La polinización es un proceso fundamental en la producción de cultivos en todo el mundo, es clave en la seguridad alimentaria y un servicio ecosistémico para seres humanos, plantas y otros animales. De acuerdo con la Organización de las Naciones Unidas para la Alimentación y la Agricultura, “aproximadamente el 80% de todas las especies de plantas con flores dependen de la polinización por parte de animales, en su mayoría insectos, y determinan el 35% de la producción agrícola mundial”.
Aunque las abejas son los polinizadores más populares, pues existen cerca de 20 mil especies que hacen parte de las 200 mil especies de animales que actúan como polinizadores en el mundo, también se encuentran aves, murciélagos y otros insectos.
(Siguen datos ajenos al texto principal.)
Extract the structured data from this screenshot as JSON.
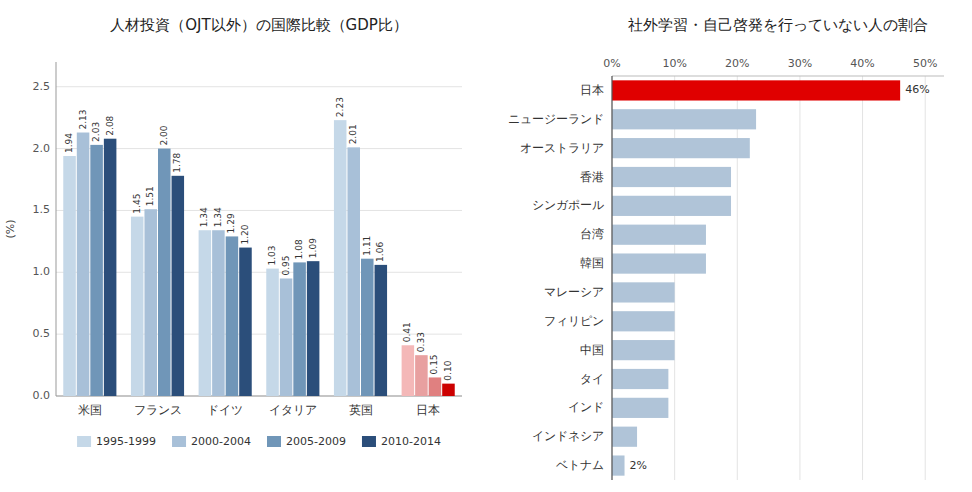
{
  "chart_data": [
    {
      "type": "bar",
      "title": "人材投資（OJT以外）の国際比較（GDP比）",
      "y_label": "(%)",
      "categories": [
        "米国",
        "フランス",
        "ドイツ",
        "イタリア",
        "英国",
        "日本"
      ],
      "series": [
        {
          "name": "1995-1999",
          "color": "#c5d8e8",
          "colors": [
            "#c5d8e8",
            "#c5d8e8",
            "#c5d8e8",
            "#c5d8e8",
            "#c5d8e8",
            "#f4b8b8"
          ],
          "values": [
            1.94,
            1.45,
            1.34,
            1.03,
            2.23,
            0.41
          ],
          "value_labels": [
            "1.94",
            "1.45",
            "1.34",
            "1.03",
            "2.23",
            "0.41"
          ]
        },
        {
          "name": "2000-2004",
          "color": "#a8c0d8",
          "colors": [
            "#a8c0d8",
            "#a8c0d8",
            "#a8c0d8",
            "#a8c0d8",
            "#a8c0d8",
            "#e8a0a0"
          ],
          "values": [
            2.13,
            1.51,
            1.34,
            0.95,
            2.01,
            0.33
          ],
          "value_labels": [
            "2.13",
            "1.51",
            "1.34",
            "0.95",
            "2.01",
            "0.33"
          ]
        },
        {
          "name": "2005-2009",
          "color": "#7096b8",
          "colors": [
            "#7096b8",
            "#7096b8",
            "#7096b8",
            "#7096b8",
            "#7096b8",
            "#e08080"
          ],
          "values": [
            2.03,
            2.0,
            1.29,
            1.08,
            1.11,
            0.15
          ],
          "value_labels": [
            "2.03",
            "2.00",
            "1.29",
            "1.08",
            "1.11",
            "0.15"
          ]
        },
        {
          "name": "2010-2014",
          "color": "#2b4e7a",
          "colors": [
            "#2b4e7a",
            "#2b4e7a",
            "#2b4e7a",
            "#2b4e7a",
            "#2b4e7a",
            "#cc0000"
          ],
          "values": [
            2.08,
            1.78,
            1.2,
            1.09,
            1.06,
            0.1
          ],
          "value_labels": [
            "2.08",
            "1.78",
            "1.20",
            "1.09",
            "1.06",
            "0.10"
          ]
        }
      ],
      "ylim": [
        0,
        2.7
      ],
      "yticks": [
        {
          "value": 0,
          "label": "0.0"
        },
        0.5,
        {
          "value": 1,
          "label": "1.0"
        },
        1.5,
        {
          "value": 2,
          "label": "2.0"
        },
        2.5
      ],
      "grid": true,
      "legend": "bottom",
      "data_labels": true
    },
    {
      "type": "bar",
      "orientation": "horizontal",
      "title": "社外学習・自己啓発を行っていない人の割合",
      "categories": [
        "日本",
        "ニュージーランド",
        "オーストラリア",
        "香港",
        "シンガポール",
        "台湾",
        "韓国",
        "マレーシア",
        "フィリピン",
        "中国",
        "タイ",
        "インド",
        "インドネシア",
        "ベトナム"
      ],
      "values": [
        46,
        23,
        22,
        19,
        19,
        15,
        15,
        10,
        10,
        10,
        9,
        9,
        4,
        2
      ],
      "value_labels": [
        "46%",
        null,
        null,
        null,
        null,
        null,
        null,
        null,
        null,
        null,
        null,
        null,
        null,
        "2%"
      ],
      "colors": [
        "#e00000",
        "#b0c4d8",
        "#b0c4d8",
        "#b0c4d8",
        "#b0c4d8",
        "#b0c4d8",
        "#b0c4d8",
        "#b0c4d8",
        "#b0c4d8",
        "#b0c4d8",
        "#b0c4d8",
        "#b0c4d8",
        "#b0c4d8",
        "#b0c4d8"
      ],
      "xlim": [
        0,
        53
      ],
      "xticks": [
        {
          "value": 0,
          "label": "0%"
        },
        {
          "value": 10,
          "label": "10%"
        },
        {
          "value": 20,
          "label": "20%"
        },
        {
          "value": 30,
          "label": "30%"
        },
        {
          "value": 40,
          "label": "40%"
        },
        {
          "value": 50,
          "label": "50%"
        }
      ],
      "grid": true,
      "data_labels": true
    }
  ]
}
Algunos de esos insectos clave, no son tan carismáticos como la abeja o el colibrí, incluso son rechazados por la mayoría de las personas. Ese es el caso de la mosca del género Forcipomyia (familia Ceratopogonidae), la principal polinizadora del cacao. Entran en la pequeña flor, atraída por sus colores y el olor del néctar; caminan por sus pétalos hasta encontrar el polen, que se adhiere a su espalda y patas; y, posteriormente, cuando visitan otra flor sucede la fecundación de los óvulos, formando así las semillas del fruto.
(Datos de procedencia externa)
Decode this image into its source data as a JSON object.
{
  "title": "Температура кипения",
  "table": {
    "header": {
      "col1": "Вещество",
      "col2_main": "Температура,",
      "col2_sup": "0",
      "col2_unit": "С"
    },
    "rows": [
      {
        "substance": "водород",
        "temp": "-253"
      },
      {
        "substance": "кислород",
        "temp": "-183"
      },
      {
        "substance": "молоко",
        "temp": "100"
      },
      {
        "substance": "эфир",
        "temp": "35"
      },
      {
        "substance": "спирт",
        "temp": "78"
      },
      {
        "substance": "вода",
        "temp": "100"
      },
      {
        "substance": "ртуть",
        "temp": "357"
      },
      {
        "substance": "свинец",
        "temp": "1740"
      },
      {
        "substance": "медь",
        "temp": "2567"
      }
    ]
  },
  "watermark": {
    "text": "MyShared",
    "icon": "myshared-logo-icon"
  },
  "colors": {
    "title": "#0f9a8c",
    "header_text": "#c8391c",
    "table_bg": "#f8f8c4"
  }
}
“Su importancia radica en que es prácticamente el único organismo capaz de polinizar eficientemente las flores de cacao, ya que estas tienen una estructura cerrada y compleja, donde el polen está protegido por los pétalos, lo que dificulta la polinización por viento u otros insectos. Sin esta mosquita, la fecundación de los óvulos no ocurre, por lo tanto, no se forman semillas y esto impide que se desarrolle el fruto (mazorca)”, afirmó Andrés Rueda, Jefe de proyecto de Fundación Natura.
En términos agronómicos, la producción de cacao depende directamente de la actividad de este insecto. Sin embargo, es poco conocido y una de las razones es su tamaño y visibilidad, pues apenas mide entre 2 y 3 mm, lo que la hace prácticamente invisible en medio de los cultivos.
Además, a diferencia de las abejas, no es generalista, por lo que no poliniza múltiples cultivos, únicamente el cacao. Y, finalmente, no produce bienes visibles, no produce miel, ni forma colonias visibles, por esto tiene un menor reconocimiento cultural y económico. En otras palabras, es un polinizador clave, pero ecológicamente invisible.
Aunque esta es una especie que suele ser ignorada, contar con un ambiente ideal para su permanencia en los cultivos de cacao beneficia su producción. En este proceso, la hojarasca juega un rol muy importante, pues como lo explicó Andrés, es el hábitat directo de las larvas y los suelos expuestos no son adecuados para su desarrollo. La humedad es importante para el desarrollo de los huevos y para la supervivencia de las larvas, por eso, en época lluviosa hay mayor población de mosquitas. Además, los cultivos con sombra permiten que existan condiciones climáticas estables para el desarrollo del insecto.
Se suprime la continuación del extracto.